- Kategori
- Felsefe
Obsesyon, özgür irade, sorumluluk ve tekamül üzerine- 2

Bu yazımda "Tekamül etmekte olan bir varlık, herşeyi bozup yeniden çalmayı, öldürmeyi vs seçemez mi?
Veya böyle bir seçim yapmak durumunda kalacağı bir olayla karşılaşamaz mı? " sorusuna cevap vermek istiyorum.
Bence Tekamulun ara kademelerinde geri kayislar olabilir ancak en ust duzeye gelindiginde geri donus yoktur. Bu Realite duzeyi Sprituel felsefede Hakimiyet Realitesi olarak tanimlanir. Hakimiyet realitesindeki varlik, daha alt realiteler olan Otomatizma, Sevgi ve Vazife Realitelerini, bir alt katman olarak bunyesinde icerir ve onlarin hakimidir. Ve tabii, Hepsinin, ilahi irade yasalarina uygun olarak, yuzde yuz tatbikcisidir.
Hakimiyet realitesindeki varlik icin, yanlis/eksIk otomatik davranis, sevmek yerine sevmemek, yapmasi gereken vazifesinden kacinmak, eksIk yapmak gibi secenekler mevcut degildir. O artik, Ilahi irade yasalarinin Obsesyonu altinda bir kuldur, koledir. Bu konu, ‘Ibadet ve Kulluk etmek’ baslikli yazimda,
"Allaha kul olmak, kulluk etmek, "Allahin yasalarina tabi olmak, itaat etmek, onlara uygun yasamaktir." Ancak Ilahi Irade Yasalarini idrak edip, itaat etmek, kulu, kolesi olmak oyle bir obsesyondur ki, Obsede varligini , icinde bulundugu boyutun efendisi, hakimi yapar. Onlarin her diledigi, (Yasalara uygun ve esas ihtiyaclar dogrultusunda oldugu icin), Allah tarafinda kabul edilir ve yerine getirilir. Bu sebeple Sufiler, "Biz isteriz, Allah yapar" derler/diyebilmektedirler." seklinde aciklamistim. Yani Hakimiyet realitesindeki varligin, gelismis kavrayisi, onun onune ozgur iradesiyle sececegi birden fazla secenek sunmaz. Kendini, sinirlarini, yeteneklerini, gucunu ve yasadigi anda olup, biteni cok iyi bilir. Bu nedenle hakimiyet realitesindeki varlik icin o ana uygun yapmasi gereken tek bir sey vardir ve sadece onu yapar. Tabir caizse . Varlik, icinde bulundugu an ve mekandan aninda kendine vazife cikarir ve vazifesini de eksIksiz yapar.
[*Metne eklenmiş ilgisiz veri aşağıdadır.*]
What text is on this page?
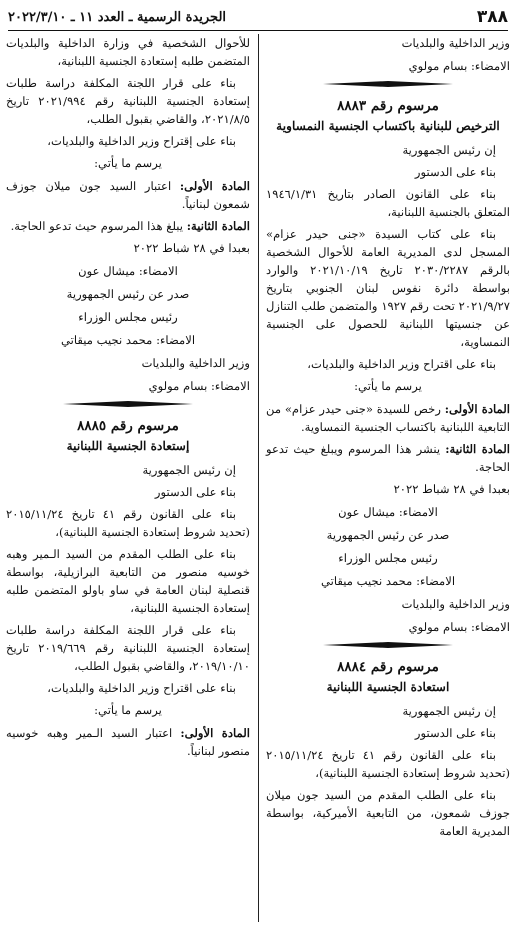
٣٨٨
الجريدة الرسمية ـ العدد ١١ ـ ٢٠٢٢/٣/١٠

وزير الداخلية والبلديات

الامضاء: بسام مولوي

مرسوم رقم ٨٨٨٣
الترخيص للبنانية باكتساب الجنسية النمساوية

إن رئيس الجمهورية

بناء على الدستور

بناء على القانون الصادر بتاريخ ١٩٤٦/١/٣١ المتعلق بالجنسية اللبنانية،

بناء على كتاب السيدة «جنى حيدر عزام» المسجل لدى المديرية العامة للأحوال الشخصية بالرقم ٢٠٣٠/٢٢٨٧ تاريخ ٢٠٢١/١٠/١٩ والوارد بواسطة دائرة نفوس لبنان الجنوبي بتاريخ ٢٠٢١/٩/٢٧ تحت رقم ١٩٢٧ والمتضمن طلب التنازل عن جنسيتها اللبنانية للحصول على الجنسية النمساوية،

بناء على اقتراح وزير الداخلية والبلديات،

يرسم ما يأتي:

المادة الأولى: رخص للسيدة «جنى حيدر عزام» من التابعية اللبنانية باكتساب الجنسية النمساوية.

المادة الثانية: ينشر هذا المرسوم ويبلغ حيث تدعو الحاجة.

بعبدا في ٢٨ شباط ٢٠٢٢

الامضاء: ميشال عون

صدر عن رئيس الجمهورية

رئيس مجلس الوزراء

الامضاء: محمد نجيب ميقاتي

وزير الداخلية والبلديات

الامضاء: بسام مولوي

مرسوم رقم ٨٨٨٤
استعادة الجنسية اللبنانية

إن رئيس الجمهورية

بناء على الدستور

بناء على القانون رقم ٤١ تاريخ ٢٠١٥/١١/٢٤ (تحديد شروط إستعادة الجنسية اللبنانية)،

بناء على الطلب المقدم من السيد جون ميلان جوزف شمعون، من التابعية الأميركية، بواسطة المديرية العامة

للأحوال الشخصية في وزارة الداخلية والبلديات المتضمن طلبه إستعادة الجنسية اللبنانية،

بناء على قرار اللجنة المكلفة دراسة طلبات إستعادة الجنسية اللبنانية رقم ٢٠٢١/٩٩٤ تاريخ ٢٠٢١/٨/٥، والقاضي بقبول الطلب،

بناء على إقتراح وزير الداخلية والبلديات،

يرسم ما يأتي:

المادة الأولى: اعتبار السيد جون ميلان جوزف شمعون لبنانياً.

المادة الثانية: يبلغ هذا المرسوم حيث تدعو الحاجة.

بعبدا في ٢٨ شباط ٢٠٢٢

الامضاء: ميشال عون

صدر عن رئيس الجمهورية

رئيس مجلس الوزراء

الامضاء: محمد نجيب ميقاتي

وزير الداخلية والبلديات

الامضاء: بسام مولوي

مرسوم رقم ٨٨٨٥
إستعادة الجنسية اللبنانية

إن رئيس الجمهورية

بناء على الدستور

بناء على القانون رقم ٤١ تاريخ ٢٠١٥/١١/٢٤ (تحديد شروط إستعادة الجنسية اللبنانية)،

بناء على الطلب المقدم من السيد الـمير وهبه خوسيه منصور من التابعية البرازيلية، بواسطة قنصلية لبنان العامة في ساو باولو المتضمن طلبه إستعادة الجنسية اللبنانية،

بناء على قرار اللجنة المكلفة دراسة طلبات إستعادة الجنسية اللبنانية رقم ٢٠١٩/٦٦٩ تاريخ ٢٠١٩/١٠/١٠، والقاضي بقبول الطلب،

بناء على اقتراح وزير الداخلية والبلديات،

يرسم ما يأتي:

المادة الأولى: اعتبار السيد الـمير وهبه خوسيه منصور لبنانياً.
Dikkat edecek olursak, bunlar ayni zamanda bir liderinde bulunmasi gereken ozelliklerdir. Bu olcutlere bir hayli uygun davranislar sergileyen Mustafa Kemal Ataturk'u, bu realiteye oldukca yaklasmis bir varlik olarak kabul edebiliriz. 'Benim karakterim ozgurluk ve bagimsizliktir' diyen Mustafa Kemal Ataturk gibi bir varligin, durumdan vazife cikartmamasi, Emperyalist isgale boyun egmesi ve gerekeni yapmamasi, basaramamasi soz konusu olamazdi ve olmadi.
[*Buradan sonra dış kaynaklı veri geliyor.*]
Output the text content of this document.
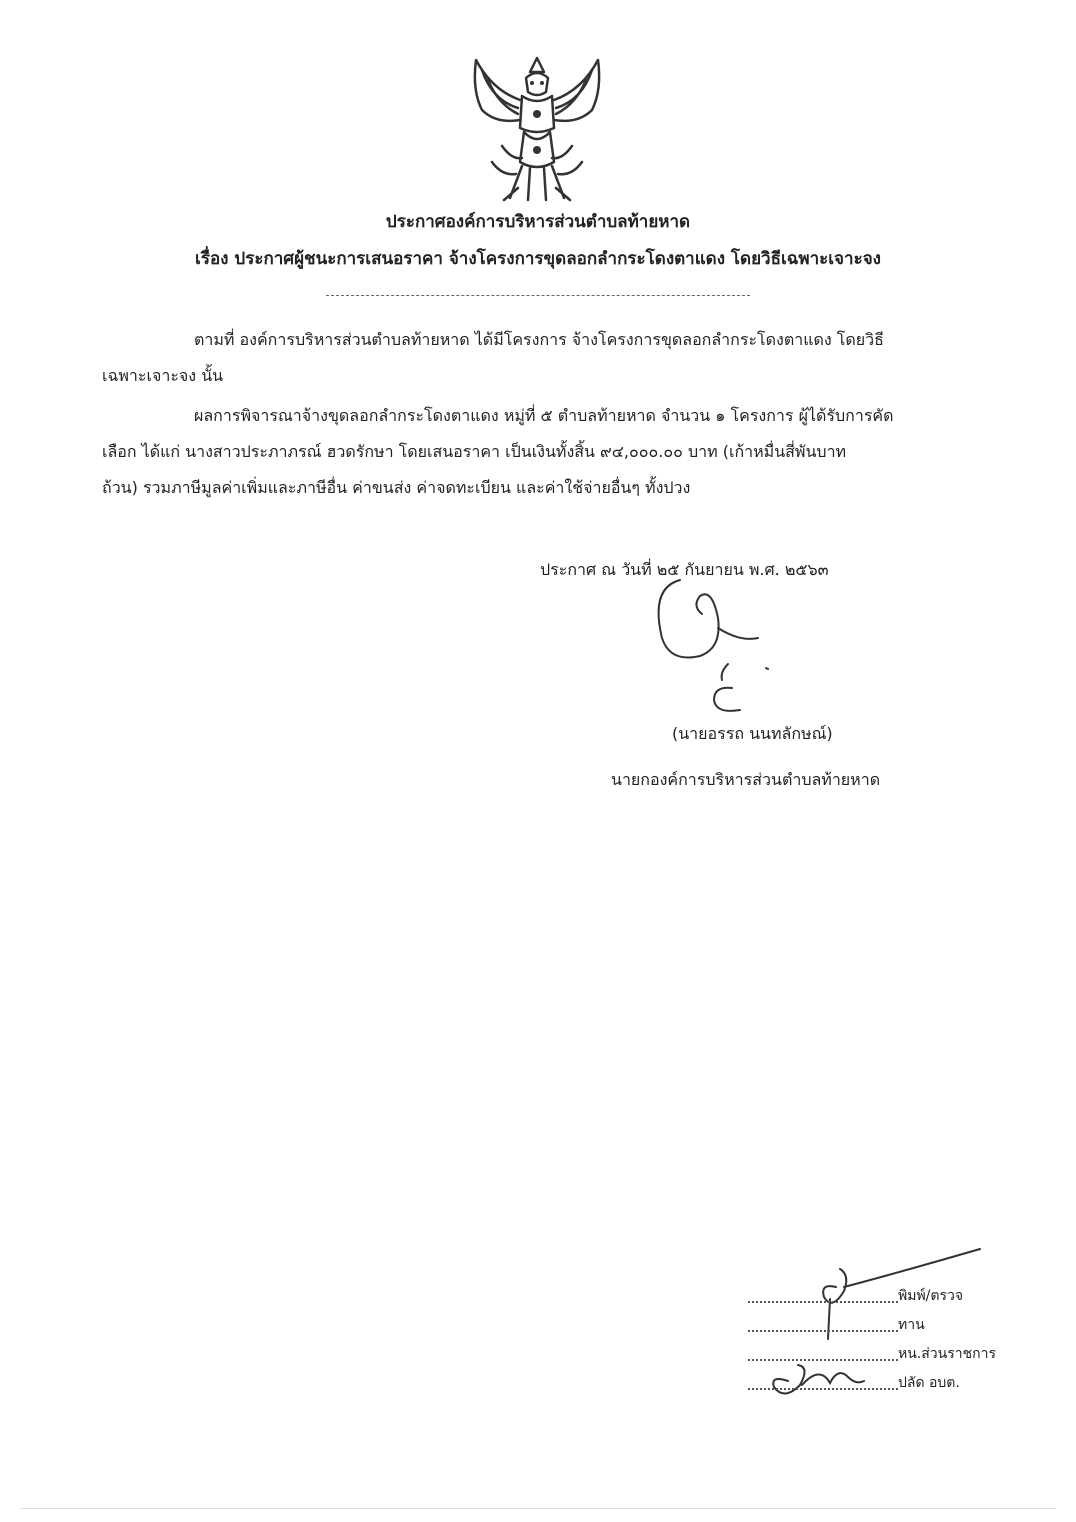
ประกาศองค์การบริหารส่วนตำบลท้ายหาด
เรื่อง ประกาศผู้ชนะการเสนอราคา จ้างโครงการขุดลอกลำกระโดงตาแดง โดยวิธีเฉพาะเจาะจง
ตามที่ องค์การบริหารส่วนตำบลท้ายหาด ได้มีโครงการ จ้างโครงการขุดลอกลำกระโดงตาแดง โดยวิธี
เฉพาะเจาะจง นั้น
ผลการพิจารณาจ้างขุดลอกลำกระโดงตาแดง หมู่ที่ ๕ ตำบลท้ายหาด จำนวน ๑ โครงการ ผู้ได้รับการคัด
เลือก ได้แก่ นางสาวประภาภรณ์ ฮวดรักษา โดยเสนอราคา เป็นเงินทั้งสิ้น ๙๔,๐๐๐.๐๐ บาท (เก้าหมื่นสี่พันบาท
ถ้วน) รวมภาษีมูลค่าเพิ่มและภาษีอื่น ค่าขนส่ง ค่าจดทะเบียน และค่าใช้จ่ายอื่นๆ ทั้งปวง
ประกาศ ณ วันที่ ๒๕ กันยายน พ.ศ. ๒๕๖๓
(นายอรรถ นนทลักษณ์)
นายกองค์การบริหารส่วนตำบลท้ายหาด
พิมพ์/ตรวจ
ทาน
หน.ส่วนราชการ
ปลัด อบต.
Bu noktada eksIk kaldigini gordugum bir hususu da tamamlamak isterim.
"Tekamulun en ileri asamasinda varligin ozgur iradesi yoktur ve bilinci, ilahi irade yasalarinin OBSESYONU ALTINDADIR' kurali, sadece Beser(insan) icindir.
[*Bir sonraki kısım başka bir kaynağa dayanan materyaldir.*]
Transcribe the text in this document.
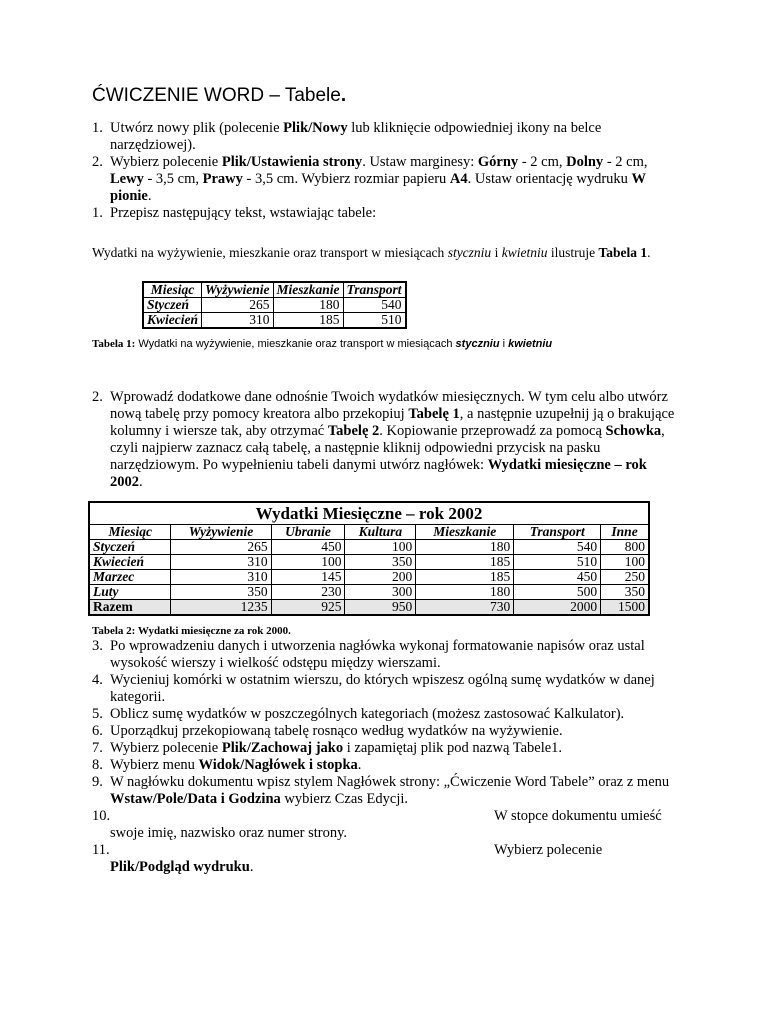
ĆWICZENIE WORD – Tabele.
1. Utwórz nowy plik (polecenie Plik/Nowy lub kliknięcie odpowiedniej ikony na belce narzędziowej).
2. Wybierz polecenie Plik/Ustawienia strony. Ustaw marginesy: Górny - 2 cm, Dolny - 2 cm, Lewy - 3,5 cm, Prawy - 3,5 cm. Wybierz rozmiar papieru A4. Ustaw orientację wydruku W pionie.
1. Przepisz następujący tekst, wstawiając tabele:

Wydatki na wyżywienie, mieszkanie oraz transport w miesiącach styczniu i kwietniu ilustruje Tabela 1.

Miesiąc	Wyżywienie	Mieszkanie	Transport
Styczeń	265	180	540
Kwiecień	310	185	510

Tabela 1: Wydatki na wyżywienie, mieszkanie oraz transport w miesiącach styczniu i kwietniu

2. Wprowadź dodatkowe dane odnośnie Twoich wydatków miesięcznych. W tym celu albo utwórz nową tabelę przy pomocy kreatora albo przekopiuj Tabelę 1, a następnie uzupełnij ją o brakujące kolumny i wiersze tak, aby otrzymać Tabelę 2. Kopiowanie przeprowadź za pomocą Schowka, czyli najpierw zaznacz całą tabelę, a następnie kliknij odpowiedni przycisk na pasku narzędziowym. Po wypełnieniu tabeli danymi utwórz nagłówek: Wydatki miesięczne – rok 2002.
Wydatki Miesięczne – rok 2002						
Miesiąc	Wyżywienie	Ubranie	Kultura	Mieszkanie	Transport	Inne
Styczeń	265	450	100	180	540	800
Kwiecień	310	100	350	185	510	100
Marzec	310	145	200	185	450	250
Luty	350	230	300	180	500	350
Razem	1235	925	950	730	2000	1500

Tabela 2: Wydatki miesięczne za rok 2000.

3. Po wprowadzeniu danych i utworzenia nagłówka wykonaj formatowanie napisów oraz ustal wysokość wierszy i wielkość odstępu między wierszami.
4. Wycieniuj komórki w ostatnim wierszu, do których wpiszesz ogólną sumę wydatków w danej kategorii.
5. Oblicz sumę wydatków w poszczególnych kategoriach (możesz zastosować Kalkulator).
6. Uporządkuj przekopiowaną tabelę rosnąco według wydatków na wyżywienie.
7. Wybierz polecenie Plik/Zachowaj jako i zapamiętaj plik pod nazwą Tabele1.
8. Wybierz menu Widok/Nagłówek i stopka.
9. W nagłówku dokumentu wpisz stylem Nagłówek strony: „Ćwiczenie Word Tabele” oraz z menu Wstaw/Pole/Data i Godzina wybierz Czas Edycji.
10.	W stopce dokumentu umieść
swoje imię, nazwisko oraz numer strony.
11.	Wybierz polecenie
Plik/Podgląd wydruku.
Cansiz varliklardan viruslere, tek hucreli canlilara, Hayvanlara ve sonunda da Besere(insana) ulasacak bir siralamada yapildiginda, aklin, bilincin ve ozgur iradenin arttigini, seceneklerin cogaldigini ve sorumlulugun ortaya cikmaya basladigini goruruz. Bu ozelliklerde meydana gelen artislar, Beserdeki durumun tam tersi bir etki yapar. Yani,
Beserden asagi seviyedeki varliklarda, Ozgur iradenin, seceneklerin artisi, bir Tekamul gostergesidir.
Beser ise tekamul ettikce ozgur iradesiyle secebilecegi seceneklerin sayisi azalir ve Tekamulun en ust seviyesinde, tek bir secenegin mahkumu olur. Ornegin araba kullanmaya yeni baslayan biri, her davranisina akil yurutme yoluyla karar verir. Aniden karsisina bir insan ciktiginda ozgur iradesiyle, secenekleri dusunur ve birini secer.
Halbuki araba kullanmakta ustalasan bir kimse, yoluna bir insan ciktiginda, dusunmeden, akil yurutmeden yani ozgur iradesini kullanmadan, aninda ve otomatik olarak, Fakat durumun geregi olan en dogru seyi (Direksiyonu kirmak veya Frene basmak gibi) yapar. Cunku onun bu konulardaki idraki cok hizli calisir, hemen kendisi ve durum hakkinda cok net bir kavrayis edinir ve ona, o an icin, birden fazla secenek sunmaz.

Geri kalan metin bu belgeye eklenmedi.